As darkness fell on “D” Day, the Marines were dug in expecting more trouble. At 22:00 a probing attack failed. Then, in the early hours, around 03:00, a Japanese bugler sounded ‘charge.’ With loud screams the enemy came. Star shells from the destroyers illuminated the battlefield. It was something like the Fourth of July.
The Marines kept firing. Their guns were hot. Some Marine positions were forced back. But mostly the 6th Marines, who suffered the most casualties, held their ground. They were supported by five tanks from Company B and some artillery, which made the difference. Not to be left out of this fight was no other than the battleship California. When the Marines were in trouble, they called for fire from the ships.

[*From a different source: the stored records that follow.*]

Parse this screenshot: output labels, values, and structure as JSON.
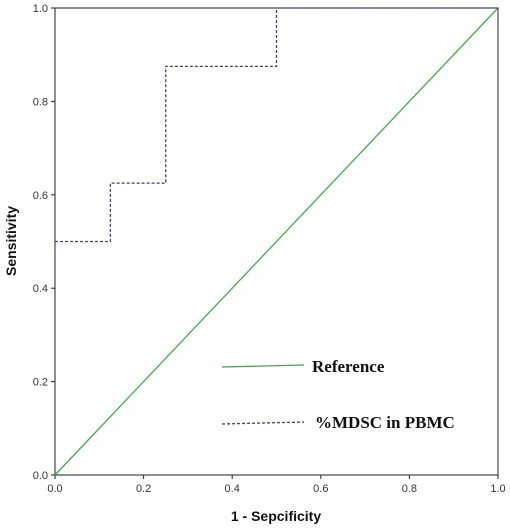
{
  "chart_data": {
    "type": "line",
    "title": "",
    "xlabel": "1 - Sepcificity",
    "ylabel": "Sensitivity",
    "xlim": [
      0,
      1
    ],
    "ylim": [
      0,
      1
    ],
    "x_ticks": [
      "0.0",
      "0.2",
      "0.4",
      "0.6",
      "0.8",
      "1.0"
    ],
    "y_ticks": [
      "0.0",
      "0.2",
      "0.4",
      "0.6",
      "0.8",
      "1.0"
    ],
    "grid": false,
    "legend_position": "bottom-right",
    "series": [
      {
        "name": "Reference",
        "style": "solid",
        "color": "#3cb043",
        "points": [
          [
            0,
            0
          ],
          [
            1,
            1
          ]
        ]
      },
      {
        "name": "%MDSC in PBMC",
        "style": "dashed",
        "color": "#3a3f8f",
        "points": [
          [
            0,
            0.5
          ],
          [
            0.125,
            0.5
          ],
          [
            0.125,
            0.625
          ],
          [
            0.25,
            0.625
          ],
          [
            0.25,
            0.875
          ],
          [
            0.5,
            0.875
          ],
          [
            0.5,
            1.0
          ],
          [
            1.0,
            1.0
          ]
        ]
      }
    ]
  }
}
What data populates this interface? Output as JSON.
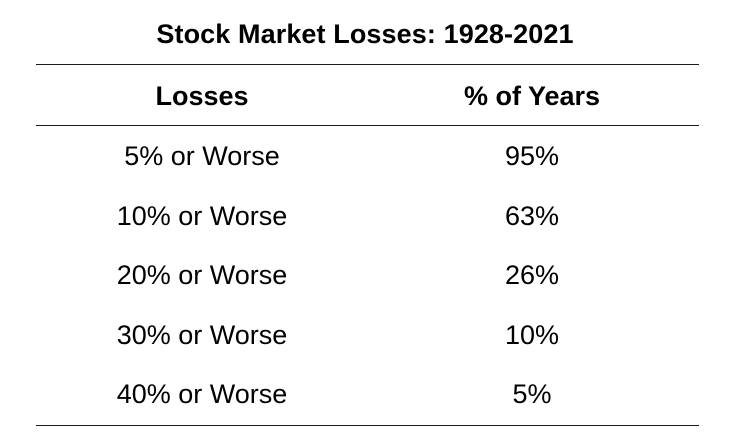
{
  "chart_data": {
    "type": "table",
    "title": "Stock Market Losses: 1928-2021",
    "columns": [
      "Losses",
      "% of Years"
    ],
    "rows": [
      [
        "5% or Worse",
        "95%"
      ],
      [
        "10% or Worse",
        "63%"
      ],
      [
        "20% or Worse",
        "26%"
      ],
      [
        "30% or Worse",
        "10%"
      ],
      [
        "40% or Worse",
        "5%"
      ]
    ]
  }
}
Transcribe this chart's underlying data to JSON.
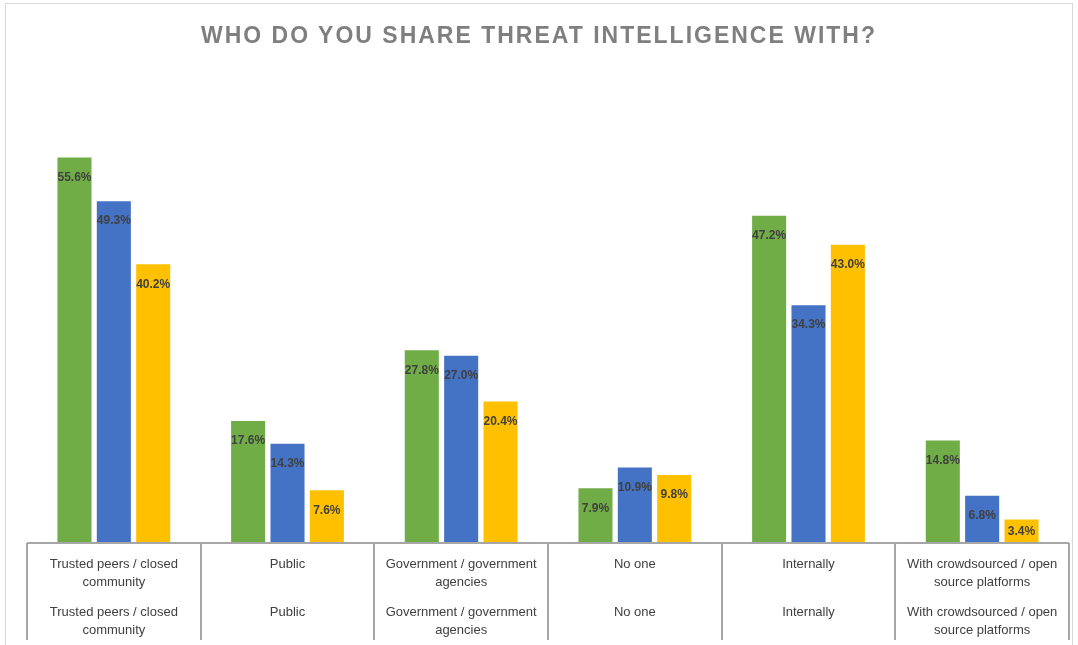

The California and its ghosts gladly responded. With salvo after salvo, its batteries rained hell and death on the attackers. Daylight was welcome. This battle on Saipan was decisive, leaving 700 Japanese dead on the field.
Seabees on the assault LSTs were held back from supplying the Marines, until enemy fire on the beach could be silenced. More destroyed vehicles only hindered landing operations. Waiting patiently – how did the war appear from the deck on my LST? The entire coastline was enveloped in a cloud of dust. After the white water trails of the AMTRAKs disappeared into the cloud, the word came that there was a lot of shelling on the beach. Fighting was very difficult.